Benefits

5 Reasons the Single-Payer Insurance Debate Matters

Support for single-payer health insurance is growing, slowly but surely, yet many employers are taking little heed of the debate. Amy Evans, an employee benefit insurance expert, and attorney Christine Roberts contend on the Employee Benefits News website, though, that employers can’t afford to ignore it anymore. They enumerate several reasons you need to stay on top of the issue:

This is the precursor to a national conversation. Bernie Sanders’ “Medicare for all” message has propelled a social movement based on the idea that healthcare is a human right, and the healthcare delivery system should be a not-for-profit business. Legislators in California and New York are considering single-payer bills, prompted by uncertainty over the future of the Affordable Care Act.

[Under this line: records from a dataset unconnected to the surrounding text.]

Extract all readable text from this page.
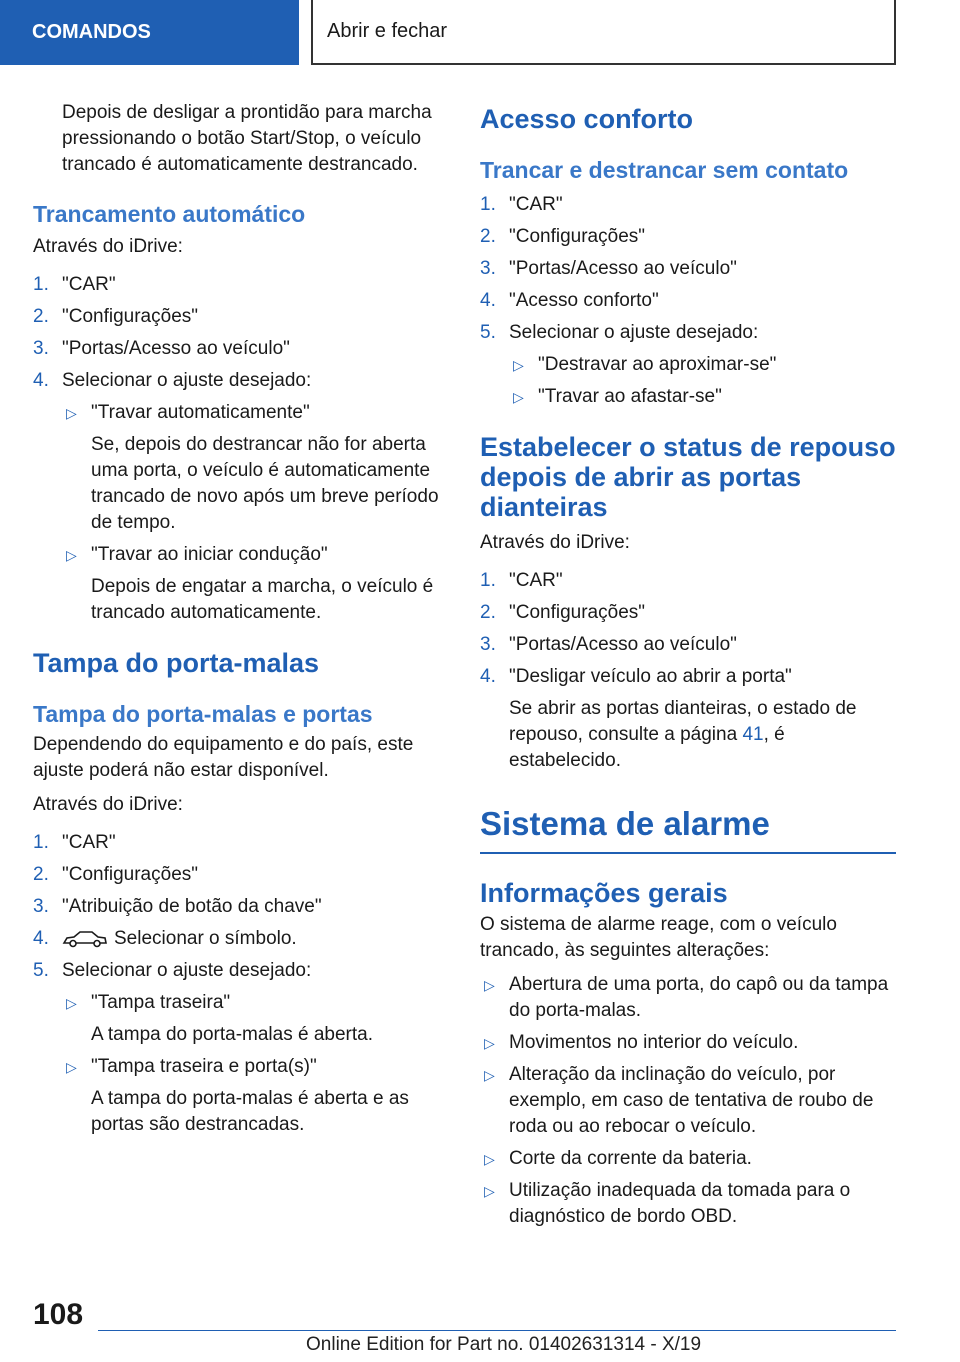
COMANDOS	Abrir e fechar

Depois de desligar a prontidão para marcha pressionando o botão Start/Stop, o veículo trancado é automaticamente destrancado.

Trancamento automático

Através do iDrive:

1. "CAR"
2. "Configurações"
3. "Portas/Acesso ao veículo"
4. Selecionar o ajuste desejado:
▷ "Travar automaticamente"
Se, depois do destrancar não for aberta uma porta, o veículo é automaticamente trancado de novo após um breve período de tempo.
▷ "Travar ao iniciar condução"
Depois de engatar a marcha, o veículo é trancado automaticamente.
Tampa do porta-malas
Tampa do porta-malas e portas

Dependendo do equipamento e do país, este ajuste poderá não estar disponível.

Através do iDrive:

1. "CAR"
2. "Configurações"
3. "Atribuição de botão da chave"
4.	Selecionar o símbolo.
5. Selecionar o ajuste desejado:
▷ "Tampa traseira"
A tampa do porta-malas é aberta.
▷ "Tampa traseira e porta(s)"
A tampa do porta-malas é aberta e as portas são destrancadas.
Acesso conforto
Trancar e destrancar sem contato
1. "CAR"
2. "Configurações"
3. "Portas/Acesso ao veículo"
4. "Acesso conforto"
5. Selecionar o ajuste desejado:
▷ "Destravar ao aproximar-se"
▷ "Travar ao afastar-se"
Estabelecer o status de repouso depois de abrir as portas dianteiras

Através do iDrive:

1. "CAR"
2. "Configurações"
3. "Portas/Acesso ao veículo"
4. "Desligar veículo ao abrir a porta"

Se abrir as portas dianteiras, o estado de repouso, consulte a página 41, é estabelecido.

Sistema de alarme
Informações gerais

O sistema de alarme reage, com o veículo trancado, às seguintes alterações:

▷ Abertura de uma porta, do capô ou da tampa do porta-malas.
▷ Movimentos no interior do veículo.
▷ Alteração da inclinação do veículo, por exemplo, em caso de tentativa de roubo de roda ou ao rebocar o veículo.
▷ Corte da corrente da bateria.
▷ Utilização inadequada da tomada para o diagnóstico de bordo OBD.
108
Online Edition for Part no. 01402631314 - X/19
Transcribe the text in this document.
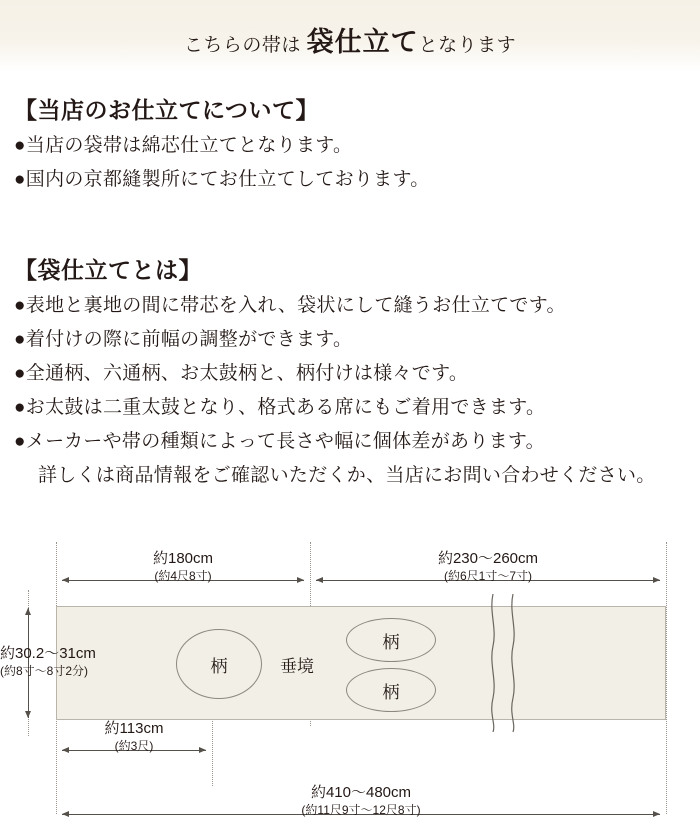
こちらの帯は 袋仕立てとなります
【当店のお仕立てについて】
●当店の袋帯は綿芯仕立てとなります。
●国内の京都縫製所にてお仕立てしております。
【袋仕立てとは】
●表地と裏地の間に帯芯を入れ、袋状にして縫うお仕立てです。
●着付けの際に前幅の調整ができます。
●全通柄、六通柄、お太鼓柄と、柄付けは様々です。
●お太鼓は二重太鼓となり、格式ある席にもご着用できます。
●メーカーや帯の種類によって長さや幅に個体差があります。
詳しくは商品情報をご確認いただくか、当店にお問い合わせください。
柄
柄
柄
垂境
約180cm
(約4尺8寸)
約230〜260cm
(約6尺1寸〜7寸)
約30.2〜31cm
(約8寸〜8寸2分)
約113cm
(約3尺)
約410〜480cm
(約11尺9寸〜12尺8寸)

  1. Understanding the terminology is important. Evans and Roberts explain that single-payer, universal health care, and “Medicare for all” aren’t synonymous: “A single-payer plan creates one single source of payment to providers, typically through a state or federal program. Universal healthcare is a broader term for a program that makes some level of basic coverage available to everyone (likely through a government program), but also allows for private insurance. ‘Medicare for all’ is a type of universal plan in which the basic coverage would be provided by an expansion of the federal Medicare program, but would still allow for the purchase of private insurance, as it does currently.”
  2. A single-payer plan could affect much more than health insurance. The California plan, for example, would end the sale of private health insurance in the state. It also would make it illegal for physicians to privately provide any services covered by the state plan. The proposed plan encompasses dental, vision, long-term care, and workers’ compensation coverage, too.
  3. Financing is the biggest hurdle. Funding estimates for the California and New York proposals exceed the total annual state budgets. Both plans are likely to create major sticker shock for state residents and businesses.